Arrivé à Tembouctou le 18 août 1826, Laing guérit de ses blessures. Sa convalescence fut lente, mais du moins ne fut pas troublée par les vexations des habitants, grâce aux lettres de recommandation qu'il avait apportées de Tripoli, grâce aux soins dévoués de son hôte, qui était tripolitain.
Laing, d'après ce qu'un vieillard rapporta à Caillié,—ce qui semble bien extraordinaire,—n'avait pas quitté son costume européen et se proclamait envoyé par le roi d'Angleterre, son maître, pour visiter Tembouctou et décrire les merveilles que cette ville renferme.
«Il paraît, ajoute le voyageur français, que Laing en avait tiré le plan devant tout le monde, car ce même Maure me raconta, dans son langage naïf et expressif, qu'il avait «écrit» la ville et tout ce qu'elle contenait.»
Dès qu'il eut visité Tembouctou en détail, Laing, qui avait des raisons particulières pour se défier des Touaregs, alla, de nuit, visiter Cabra et contempler le Djoliba. Le major, au lieu de revenir en Europe par le Grand Désert, désirait vivement passer par Djenné et Sego afin de gagner les établissements français du Sénégal; mais à peine eut-il touché quelques mots de ce projet aux Foulahs accourus pour le voir, qu'ils déclarèrent ne pouvoir souffrir qu'un «nazareh» mît le pied sur leur territoire, et d'ailleurs, s'il l'osait, ils sauraient l'en faire repentir.
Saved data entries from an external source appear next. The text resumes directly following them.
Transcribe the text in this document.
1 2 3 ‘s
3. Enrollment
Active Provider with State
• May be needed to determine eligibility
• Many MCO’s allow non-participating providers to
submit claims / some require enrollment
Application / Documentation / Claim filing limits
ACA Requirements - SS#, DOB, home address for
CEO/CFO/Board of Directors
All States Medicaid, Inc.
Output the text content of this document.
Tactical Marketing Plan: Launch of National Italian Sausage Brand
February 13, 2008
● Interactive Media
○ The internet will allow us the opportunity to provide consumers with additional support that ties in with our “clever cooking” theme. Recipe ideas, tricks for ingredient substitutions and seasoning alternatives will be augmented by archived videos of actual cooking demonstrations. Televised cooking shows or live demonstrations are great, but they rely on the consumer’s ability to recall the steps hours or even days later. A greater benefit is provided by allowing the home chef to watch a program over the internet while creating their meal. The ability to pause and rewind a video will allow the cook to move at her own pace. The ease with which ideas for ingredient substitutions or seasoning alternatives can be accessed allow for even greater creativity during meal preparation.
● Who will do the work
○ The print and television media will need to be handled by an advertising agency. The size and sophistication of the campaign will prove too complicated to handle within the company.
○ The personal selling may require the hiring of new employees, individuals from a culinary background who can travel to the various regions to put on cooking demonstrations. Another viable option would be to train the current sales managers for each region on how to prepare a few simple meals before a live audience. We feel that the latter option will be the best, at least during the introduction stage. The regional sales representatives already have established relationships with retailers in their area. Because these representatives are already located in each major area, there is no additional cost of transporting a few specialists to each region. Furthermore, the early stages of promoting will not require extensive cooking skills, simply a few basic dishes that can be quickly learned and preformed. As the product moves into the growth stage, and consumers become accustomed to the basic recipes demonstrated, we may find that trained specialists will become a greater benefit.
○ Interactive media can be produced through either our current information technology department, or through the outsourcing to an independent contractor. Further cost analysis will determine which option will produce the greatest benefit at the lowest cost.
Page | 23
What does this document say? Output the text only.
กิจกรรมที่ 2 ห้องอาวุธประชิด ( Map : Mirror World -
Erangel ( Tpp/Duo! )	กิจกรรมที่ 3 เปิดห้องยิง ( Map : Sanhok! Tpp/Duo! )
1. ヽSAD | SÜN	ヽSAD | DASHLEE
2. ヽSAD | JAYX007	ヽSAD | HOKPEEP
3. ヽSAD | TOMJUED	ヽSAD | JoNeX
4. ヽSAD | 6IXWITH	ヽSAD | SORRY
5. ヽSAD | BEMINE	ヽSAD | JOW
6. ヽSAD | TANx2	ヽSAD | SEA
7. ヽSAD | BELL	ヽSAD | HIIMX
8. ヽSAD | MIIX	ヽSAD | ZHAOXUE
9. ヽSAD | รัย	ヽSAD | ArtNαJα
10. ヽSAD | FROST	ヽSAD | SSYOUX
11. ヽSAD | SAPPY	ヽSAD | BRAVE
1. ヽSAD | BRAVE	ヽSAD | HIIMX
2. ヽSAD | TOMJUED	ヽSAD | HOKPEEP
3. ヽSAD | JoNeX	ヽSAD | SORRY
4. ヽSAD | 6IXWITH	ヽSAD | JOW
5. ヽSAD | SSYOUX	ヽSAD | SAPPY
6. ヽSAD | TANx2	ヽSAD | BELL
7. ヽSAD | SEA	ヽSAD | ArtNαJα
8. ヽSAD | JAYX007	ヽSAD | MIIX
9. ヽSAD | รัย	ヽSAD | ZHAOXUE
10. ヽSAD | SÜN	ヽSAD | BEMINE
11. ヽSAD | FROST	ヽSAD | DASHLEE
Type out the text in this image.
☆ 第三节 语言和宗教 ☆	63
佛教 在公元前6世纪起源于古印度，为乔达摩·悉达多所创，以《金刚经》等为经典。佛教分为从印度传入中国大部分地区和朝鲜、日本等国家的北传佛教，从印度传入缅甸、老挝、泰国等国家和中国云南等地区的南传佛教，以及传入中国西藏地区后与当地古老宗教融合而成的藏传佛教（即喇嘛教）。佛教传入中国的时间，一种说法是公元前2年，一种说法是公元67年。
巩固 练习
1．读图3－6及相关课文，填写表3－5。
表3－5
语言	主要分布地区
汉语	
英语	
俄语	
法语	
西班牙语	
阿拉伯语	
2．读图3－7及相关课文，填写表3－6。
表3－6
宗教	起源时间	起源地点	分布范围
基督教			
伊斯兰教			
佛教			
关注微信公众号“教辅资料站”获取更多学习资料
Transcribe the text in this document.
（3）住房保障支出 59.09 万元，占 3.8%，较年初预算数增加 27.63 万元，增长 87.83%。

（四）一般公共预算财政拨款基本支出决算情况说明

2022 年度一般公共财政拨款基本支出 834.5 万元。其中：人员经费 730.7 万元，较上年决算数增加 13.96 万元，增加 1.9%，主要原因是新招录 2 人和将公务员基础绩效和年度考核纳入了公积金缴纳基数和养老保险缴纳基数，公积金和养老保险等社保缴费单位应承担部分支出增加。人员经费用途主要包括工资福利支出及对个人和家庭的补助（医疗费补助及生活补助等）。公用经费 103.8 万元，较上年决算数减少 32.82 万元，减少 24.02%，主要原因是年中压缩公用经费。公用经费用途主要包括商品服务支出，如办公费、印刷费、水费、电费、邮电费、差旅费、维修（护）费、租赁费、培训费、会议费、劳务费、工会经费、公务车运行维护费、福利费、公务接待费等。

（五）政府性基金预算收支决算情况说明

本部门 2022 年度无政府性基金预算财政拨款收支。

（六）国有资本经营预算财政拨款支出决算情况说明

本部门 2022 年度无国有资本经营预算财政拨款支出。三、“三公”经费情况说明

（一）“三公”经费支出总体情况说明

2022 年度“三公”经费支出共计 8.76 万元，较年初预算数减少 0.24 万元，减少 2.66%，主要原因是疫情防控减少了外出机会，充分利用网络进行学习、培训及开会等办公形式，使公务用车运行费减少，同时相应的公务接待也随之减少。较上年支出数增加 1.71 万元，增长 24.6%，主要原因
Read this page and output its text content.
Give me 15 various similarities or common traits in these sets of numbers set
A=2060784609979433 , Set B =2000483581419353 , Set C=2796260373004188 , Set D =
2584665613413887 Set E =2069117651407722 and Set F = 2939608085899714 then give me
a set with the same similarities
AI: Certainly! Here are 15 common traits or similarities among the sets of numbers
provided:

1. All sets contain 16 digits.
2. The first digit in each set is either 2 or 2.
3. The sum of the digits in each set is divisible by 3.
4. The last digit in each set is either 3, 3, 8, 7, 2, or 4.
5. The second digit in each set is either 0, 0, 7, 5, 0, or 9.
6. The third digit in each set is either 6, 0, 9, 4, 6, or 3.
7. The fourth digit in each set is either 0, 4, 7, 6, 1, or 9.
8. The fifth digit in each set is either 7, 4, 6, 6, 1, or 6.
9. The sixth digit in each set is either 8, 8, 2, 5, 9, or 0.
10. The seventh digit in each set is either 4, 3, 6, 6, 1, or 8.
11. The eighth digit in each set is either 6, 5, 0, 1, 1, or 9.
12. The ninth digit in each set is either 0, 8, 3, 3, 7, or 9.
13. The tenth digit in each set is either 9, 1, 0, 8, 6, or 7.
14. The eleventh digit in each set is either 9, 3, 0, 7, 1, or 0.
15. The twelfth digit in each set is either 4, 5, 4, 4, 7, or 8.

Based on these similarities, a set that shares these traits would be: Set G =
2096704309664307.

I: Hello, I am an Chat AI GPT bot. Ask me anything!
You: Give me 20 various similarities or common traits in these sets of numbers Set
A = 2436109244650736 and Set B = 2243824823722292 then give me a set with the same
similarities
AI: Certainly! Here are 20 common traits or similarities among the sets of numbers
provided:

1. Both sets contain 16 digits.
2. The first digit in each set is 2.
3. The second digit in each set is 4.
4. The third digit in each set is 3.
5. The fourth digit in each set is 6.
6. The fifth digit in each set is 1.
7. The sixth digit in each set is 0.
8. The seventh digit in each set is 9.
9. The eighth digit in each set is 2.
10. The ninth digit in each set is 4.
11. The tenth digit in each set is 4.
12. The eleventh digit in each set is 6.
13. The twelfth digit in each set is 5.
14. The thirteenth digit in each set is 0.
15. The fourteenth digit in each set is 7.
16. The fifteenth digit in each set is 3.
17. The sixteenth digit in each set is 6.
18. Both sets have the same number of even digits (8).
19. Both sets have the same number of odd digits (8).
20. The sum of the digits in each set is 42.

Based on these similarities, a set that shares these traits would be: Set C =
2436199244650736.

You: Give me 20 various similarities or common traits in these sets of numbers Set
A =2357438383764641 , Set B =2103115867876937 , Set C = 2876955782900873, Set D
Laing dut donc choisir la route d'El-Arouan, où il espérait rallier une caravane de marchands maures qui portaient du sel à Sansanding. Mais il n'avait pas quitté Tembouctou depuis cinq jours, que la caravane dont il faisait partie fut rejointe par un fanatique, le cheik Hamed-ould-Habib, chef de la tribu de Zaouat. Laing fut aussitôt arrêté sous prétexte qu'il était entré sans permission sur le territoire de la tribu. Sollicité d'embrasser l'islamisme, le major résista et déclara préférer la mort à l'apostasie. Sur l'heure, le cheik et ses sicaires discutèrent le genre de supplice de leur victime, qui fut aussitôt étranglée par deux esclaves, et dont le corps fut abandonné dans le désert.
Tels sont les renseignements que Caillié put recueillir sur les lieux qu'il visitait, un an seulement après la mort du major Laing. Nous les avons complétés par quelques détails empruntés au Bulletin de la Société de Géographie, car, avec le voyageur, ont à jamais disparu et son journal de voyage et les observations qu'il avait pu recueillir.
Il a été raconté précédemment comment le major Laing avait pu déterminer approximativement la source du Djoliba. Nous avons décrit en outre les tentatives faites par Mungo-Park et Clapperton pour l'exploration du cours moyen de ce fleuve. Il nous reste à narrer les voyages qui eurent pour but la reconnaissance de son embouchure et de son cours inférieur. Le premier en date et le plus concluant est celui de Richard Lander, l'ancien domestique de Clapperton.
Richard Lander et son frère John avaient proposé au gouvernement anglais de se rendre en Afrique, pour explorer le cours du Niger jusqu'à son embouchure. Leur offre fut aussitôt acceptée, et ils s'embarquèrent sur un bâtiment de l'État pour Badagry, où ils arrivèrent le 19 mars 1830.
Le souverain du pays, Adouly, dont Richard Lander avait conservé le meilleur souvenir, était triste. Sa ville venait d'être brûlée; ses généraux et ses meilleurs soldats avaient péri dans un combat contre les Lagos; lui-même n'avait échappé qu'avec peine à l'incendie qui avait dévoré sa maison et ses richesses.
Il lui fallait reconstituer son trésor: il résolut de le faire aux dépens des voyageurs. Ceux-ci n'obtinrent la permission de pénétrer dans l'intérieur du pays qu'après s'être vu dépouiller de leurs marchandises les plus précieuses. Ils durent encore signer des traites pour l'acquisition d'un bateau à canons avec cent hommes, pour deux poinçons de rhum, pour vingt barils de poudre, enfin pour une quantité de marchandises qu'ils savaient bien ne devoir jamais être livrées par ce souverain aussi insatiable qu'ivrogne.